I am trying to figure out the difference between the FFT of an image, say, cameraman.tif in MATLAB and the FFT of image when the image is Gaussian blurred. What is the effect of the averaging filter on the FFT computation?
Pardon me if I'm telling you anything here that you already know. Gaussian blurring is a form of lowpass filtering. This can be seen if you take the Fourier transform of a Gaussian, which gives another Gaussian with a new standard deviation: $\sigma_f = 1/(2\pi \sigma)$. A fat Gaussian in the image domain gives a narrow one in the frequency domain, and vice-versa.
As Tim Wescott pointed out, in general you can see the effect of filtering in the frequency domain by taking the (zero-padded) FFTs of your image and filter, and multiplying them together point-wise.

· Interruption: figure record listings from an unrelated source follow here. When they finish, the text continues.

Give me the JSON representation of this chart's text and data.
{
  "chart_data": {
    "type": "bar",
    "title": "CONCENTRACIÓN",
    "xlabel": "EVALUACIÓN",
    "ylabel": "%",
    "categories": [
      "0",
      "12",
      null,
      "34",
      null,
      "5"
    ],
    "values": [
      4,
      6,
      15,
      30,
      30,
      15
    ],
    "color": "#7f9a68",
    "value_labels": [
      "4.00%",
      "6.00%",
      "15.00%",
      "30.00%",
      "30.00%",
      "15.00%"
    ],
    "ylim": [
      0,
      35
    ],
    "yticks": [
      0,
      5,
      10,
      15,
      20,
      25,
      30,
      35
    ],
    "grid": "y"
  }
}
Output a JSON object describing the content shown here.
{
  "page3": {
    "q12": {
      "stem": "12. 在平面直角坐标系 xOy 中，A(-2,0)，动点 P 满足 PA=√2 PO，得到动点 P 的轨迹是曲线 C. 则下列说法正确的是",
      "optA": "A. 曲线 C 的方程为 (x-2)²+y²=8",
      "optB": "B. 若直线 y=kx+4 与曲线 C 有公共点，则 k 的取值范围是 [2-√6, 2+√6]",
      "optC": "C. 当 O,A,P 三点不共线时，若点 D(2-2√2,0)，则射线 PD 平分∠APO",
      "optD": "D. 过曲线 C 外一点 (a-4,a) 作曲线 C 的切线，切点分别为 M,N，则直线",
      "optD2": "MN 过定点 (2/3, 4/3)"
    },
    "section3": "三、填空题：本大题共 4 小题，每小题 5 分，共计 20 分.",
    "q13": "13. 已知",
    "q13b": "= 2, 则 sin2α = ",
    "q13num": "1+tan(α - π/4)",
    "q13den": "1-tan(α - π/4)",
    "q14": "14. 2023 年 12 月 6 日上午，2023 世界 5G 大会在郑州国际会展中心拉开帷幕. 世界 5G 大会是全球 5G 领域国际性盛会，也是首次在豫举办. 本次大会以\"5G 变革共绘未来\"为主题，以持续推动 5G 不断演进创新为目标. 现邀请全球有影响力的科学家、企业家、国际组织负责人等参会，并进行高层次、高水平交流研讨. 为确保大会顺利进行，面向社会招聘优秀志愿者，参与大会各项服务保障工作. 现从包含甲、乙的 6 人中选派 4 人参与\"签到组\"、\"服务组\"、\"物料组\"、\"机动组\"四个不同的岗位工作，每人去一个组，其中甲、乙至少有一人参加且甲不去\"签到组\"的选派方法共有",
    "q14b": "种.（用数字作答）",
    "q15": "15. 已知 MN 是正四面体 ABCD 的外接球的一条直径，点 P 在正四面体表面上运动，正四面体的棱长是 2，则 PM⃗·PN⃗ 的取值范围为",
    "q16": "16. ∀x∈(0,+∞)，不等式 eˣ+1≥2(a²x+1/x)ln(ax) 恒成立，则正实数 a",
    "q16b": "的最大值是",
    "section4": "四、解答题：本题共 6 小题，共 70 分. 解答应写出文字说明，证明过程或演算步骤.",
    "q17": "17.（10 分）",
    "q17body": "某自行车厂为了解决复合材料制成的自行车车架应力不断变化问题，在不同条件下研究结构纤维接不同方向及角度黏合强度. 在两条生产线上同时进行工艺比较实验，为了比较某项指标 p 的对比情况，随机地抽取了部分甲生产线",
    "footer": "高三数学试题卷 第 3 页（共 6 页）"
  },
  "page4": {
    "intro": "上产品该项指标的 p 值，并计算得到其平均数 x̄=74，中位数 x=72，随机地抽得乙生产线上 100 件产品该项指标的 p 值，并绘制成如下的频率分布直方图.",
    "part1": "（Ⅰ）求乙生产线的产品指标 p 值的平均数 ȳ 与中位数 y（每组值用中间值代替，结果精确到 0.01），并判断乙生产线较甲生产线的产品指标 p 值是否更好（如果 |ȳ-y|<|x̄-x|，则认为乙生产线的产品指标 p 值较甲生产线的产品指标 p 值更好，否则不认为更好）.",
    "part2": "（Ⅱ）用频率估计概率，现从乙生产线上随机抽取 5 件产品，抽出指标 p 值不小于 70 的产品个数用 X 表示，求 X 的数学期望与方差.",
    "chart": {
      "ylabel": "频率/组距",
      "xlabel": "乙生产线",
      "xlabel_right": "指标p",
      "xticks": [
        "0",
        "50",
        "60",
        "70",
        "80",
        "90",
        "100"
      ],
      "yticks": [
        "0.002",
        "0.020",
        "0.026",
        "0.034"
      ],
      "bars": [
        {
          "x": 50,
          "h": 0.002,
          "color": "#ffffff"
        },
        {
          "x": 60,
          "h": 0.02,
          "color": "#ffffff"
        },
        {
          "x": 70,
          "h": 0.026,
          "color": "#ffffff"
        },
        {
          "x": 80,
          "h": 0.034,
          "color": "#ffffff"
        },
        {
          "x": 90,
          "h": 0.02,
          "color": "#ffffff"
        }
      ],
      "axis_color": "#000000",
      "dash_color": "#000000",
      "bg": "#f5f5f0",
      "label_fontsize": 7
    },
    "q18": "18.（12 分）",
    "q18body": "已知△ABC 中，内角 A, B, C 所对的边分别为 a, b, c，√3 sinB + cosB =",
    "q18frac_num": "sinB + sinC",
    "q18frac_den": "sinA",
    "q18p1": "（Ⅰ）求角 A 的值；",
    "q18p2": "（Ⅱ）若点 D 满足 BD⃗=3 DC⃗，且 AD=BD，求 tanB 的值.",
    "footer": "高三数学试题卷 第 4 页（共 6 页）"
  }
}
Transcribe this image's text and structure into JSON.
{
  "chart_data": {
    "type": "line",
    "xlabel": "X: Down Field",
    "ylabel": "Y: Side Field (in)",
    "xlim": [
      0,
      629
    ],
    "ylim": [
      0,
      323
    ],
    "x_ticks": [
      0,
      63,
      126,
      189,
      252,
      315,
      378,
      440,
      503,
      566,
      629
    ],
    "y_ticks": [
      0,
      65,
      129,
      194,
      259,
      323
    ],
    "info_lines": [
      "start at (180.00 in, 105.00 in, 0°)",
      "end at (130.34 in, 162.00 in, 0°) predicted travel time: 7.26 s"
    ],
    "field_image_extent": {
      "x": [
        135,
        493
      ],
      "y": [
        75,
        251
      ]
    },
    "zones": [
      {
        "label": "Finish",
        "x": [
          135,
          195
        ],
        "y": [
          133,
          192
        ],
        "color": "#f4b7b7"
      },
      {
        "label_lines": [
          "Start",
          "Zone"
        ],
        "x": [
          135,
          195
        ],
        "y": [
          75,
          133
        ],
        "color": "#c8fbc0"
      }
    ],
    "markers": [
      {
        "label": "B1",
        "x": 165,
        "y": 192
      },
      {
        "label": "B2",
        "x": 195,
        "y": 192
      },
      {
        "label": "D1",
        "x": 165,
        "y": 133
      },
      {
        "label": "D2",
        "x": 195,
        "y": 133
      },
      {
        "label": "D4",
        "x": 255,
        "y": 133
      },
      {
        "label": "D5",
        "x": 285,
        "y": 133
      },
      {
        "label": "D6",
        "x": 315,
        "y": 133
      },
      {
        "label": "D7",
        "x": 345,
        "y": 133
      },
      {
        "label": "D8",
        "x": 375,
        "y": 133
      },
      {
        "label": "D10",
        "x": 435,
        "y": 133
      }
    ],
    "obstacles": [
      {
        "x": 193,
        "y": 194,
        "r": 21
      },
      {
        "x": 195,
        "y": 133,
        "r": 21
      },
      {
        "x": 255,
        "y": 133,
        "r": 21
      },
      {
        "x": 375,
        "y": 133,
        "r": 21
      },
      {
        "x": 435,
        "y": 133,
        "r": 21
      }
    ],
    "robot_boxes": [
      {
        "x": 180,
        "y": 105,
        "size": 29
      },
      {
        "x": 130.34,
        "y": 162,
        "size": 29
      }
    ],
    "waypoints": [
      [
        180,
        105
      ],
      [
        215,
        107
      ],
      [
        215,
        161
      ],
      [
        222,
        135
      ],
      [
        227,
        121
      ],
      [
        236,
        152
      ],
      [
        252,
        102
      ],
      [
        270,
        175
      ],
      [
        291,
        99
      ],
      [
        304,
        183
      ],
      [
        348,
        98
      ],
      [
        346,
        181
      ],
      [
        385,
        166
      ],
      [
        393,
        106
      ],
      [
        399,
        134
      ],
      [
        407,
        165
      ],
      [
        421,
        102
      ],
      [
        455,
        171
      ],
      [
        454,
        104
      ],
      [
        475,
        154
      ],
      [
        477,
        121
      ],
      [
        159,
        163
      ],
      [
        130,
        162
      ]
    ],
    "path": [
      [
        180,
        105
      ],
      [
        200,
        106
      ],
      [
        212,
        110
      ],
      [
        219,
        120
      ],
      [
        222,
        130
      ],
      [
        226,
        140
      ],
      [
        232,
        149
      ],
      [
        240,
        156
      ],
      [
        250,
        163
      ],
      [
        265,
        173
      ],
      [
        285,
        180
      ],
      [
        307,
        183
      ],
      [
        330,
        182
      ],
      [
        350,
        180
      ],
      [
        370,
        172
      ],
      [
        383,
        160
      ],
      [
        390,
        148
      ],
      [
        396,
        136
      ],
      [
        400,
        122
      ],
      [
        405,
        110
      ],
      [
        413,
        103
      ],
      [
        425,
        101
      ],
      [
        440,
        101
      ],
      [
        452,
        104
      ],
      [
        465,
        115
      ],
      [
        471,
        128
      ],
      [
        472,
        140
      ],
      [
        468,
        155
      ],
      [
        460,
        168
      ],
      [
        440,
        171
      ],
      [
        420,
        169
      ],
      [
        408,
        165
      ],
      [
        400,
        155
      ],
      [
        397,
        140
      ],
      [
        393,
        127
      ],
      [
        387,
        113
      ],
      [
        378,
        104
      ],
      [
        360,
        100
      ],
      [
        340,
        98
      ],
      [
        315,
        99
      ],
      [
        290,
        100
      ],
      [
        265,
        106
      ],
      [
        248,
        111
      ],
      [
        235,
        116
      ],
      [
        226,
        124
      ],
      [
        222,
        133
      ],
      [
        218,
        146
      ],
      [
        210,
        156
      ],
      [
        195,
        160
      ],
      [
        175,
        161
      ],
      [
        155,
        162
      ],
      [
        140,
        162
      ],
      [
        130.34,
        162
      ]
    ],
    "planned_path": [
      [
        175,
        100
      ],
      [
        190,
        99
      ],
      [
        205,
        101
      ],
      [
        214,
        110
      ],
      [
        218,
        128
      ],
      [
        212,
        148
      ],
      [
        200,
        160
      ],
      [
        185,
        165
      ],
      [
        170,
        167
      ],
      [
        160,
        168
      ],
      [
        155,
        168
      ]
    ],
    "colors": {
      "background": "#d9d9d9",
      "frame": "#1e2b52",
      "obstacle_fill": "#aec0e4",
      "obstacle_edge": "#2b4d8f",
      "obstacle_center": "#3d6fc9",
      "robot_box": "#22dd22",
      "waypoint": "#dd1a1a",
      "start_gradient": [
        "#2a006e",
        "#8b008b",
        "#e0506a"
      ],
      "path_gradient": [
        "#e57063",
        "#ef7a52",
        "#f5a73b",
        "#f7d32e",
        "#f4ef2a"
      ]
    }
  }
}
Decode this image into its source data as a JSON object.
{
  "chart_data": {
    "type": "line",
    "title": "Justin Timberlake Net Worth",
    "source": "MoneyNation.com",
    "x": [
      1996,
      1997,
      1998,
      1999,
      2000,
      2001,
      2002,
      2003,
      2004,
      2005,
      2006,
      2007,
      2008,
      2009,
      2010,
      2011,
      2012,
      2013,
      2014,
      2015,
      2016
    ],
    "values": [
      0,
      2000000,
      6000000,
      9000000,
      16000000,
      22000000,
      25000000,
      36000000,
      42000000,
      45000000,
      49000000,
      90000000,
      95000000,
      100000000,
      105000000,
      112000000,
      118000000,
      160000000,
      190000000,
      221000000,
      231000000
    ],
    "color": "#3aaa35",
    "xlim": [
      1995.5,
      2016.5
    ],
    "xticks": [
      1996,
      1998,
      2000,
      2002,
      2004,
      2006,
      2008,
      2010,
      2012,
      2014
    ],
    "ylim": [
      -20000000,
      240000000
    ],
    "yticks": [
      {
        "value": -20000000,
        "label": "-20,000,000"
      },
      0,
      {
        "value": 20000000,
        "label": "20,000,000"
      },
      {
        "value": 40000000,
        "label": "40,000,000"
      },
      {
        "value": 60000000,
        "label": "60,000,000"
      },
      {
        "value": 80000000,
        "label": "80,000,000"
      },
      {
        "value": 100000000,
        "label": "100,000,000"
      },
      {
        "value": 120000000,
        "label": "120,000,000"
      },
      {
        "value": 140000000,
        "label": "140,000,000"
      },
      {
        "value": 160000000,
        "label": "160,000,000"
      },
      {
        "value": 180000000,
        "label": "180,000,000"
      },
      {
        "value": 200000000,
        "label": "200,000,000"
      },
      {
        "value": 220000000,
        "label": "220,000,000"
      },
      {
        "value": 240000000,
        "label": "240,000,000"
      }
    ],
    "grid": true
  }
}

For Gaussian blurring you can see that this product will attenuate higher frequencies and preserve low ones. But the transition from low to high frequencies is gradual, since a Gaussian doesn't have a sharp cutoff frequency like an "ideal" lowpass filter (which has a "box" or "tophat" shape in the frequency domain).
If you took the "perfect" Fourier transform of a blurred image, then the result would be the Fourier transform of the image multiplied by the Fourier transform of the blurring filter.
This can apply to your case, but it depends on the details of how you take your FFT and how you apply the blurring filter. In general, the results will be pretty close.
Where things can differ is that if you just take your image as a 2D matrix and take the FFT of it, the algorithm will treat the image as if the top row of pixels is contiguous with the bottom row, and the left column is contiguous with the right. If you took such an FFT and multiplied it by the FFT of a Gaussian filter, then took the IFFT, then the image content on each edge would bleed into the content on the opposite edge (this is well known -- I couldn't tell you what search term to use, but it'll be treated out there in all sorts of different ways).
Gaussian filtering is one of the well-known low pass filtering techniques that focuses on the Gaussian noise models on the data. When you low pass filter the signal, you lose the higher frequency parts of the signals, such as edges on the image. The result is a blurred image.
When you perform FFT on input data with gaussian noise, its going to increase the noiseFloor when you plot the magnitudes vs freq (FFT) plot . If you average/smooth out the gaussian added image data, that will reduce the noise. But it depends on how much averaging you are aaplying .. Too much averaging , you are going to loose the signal features.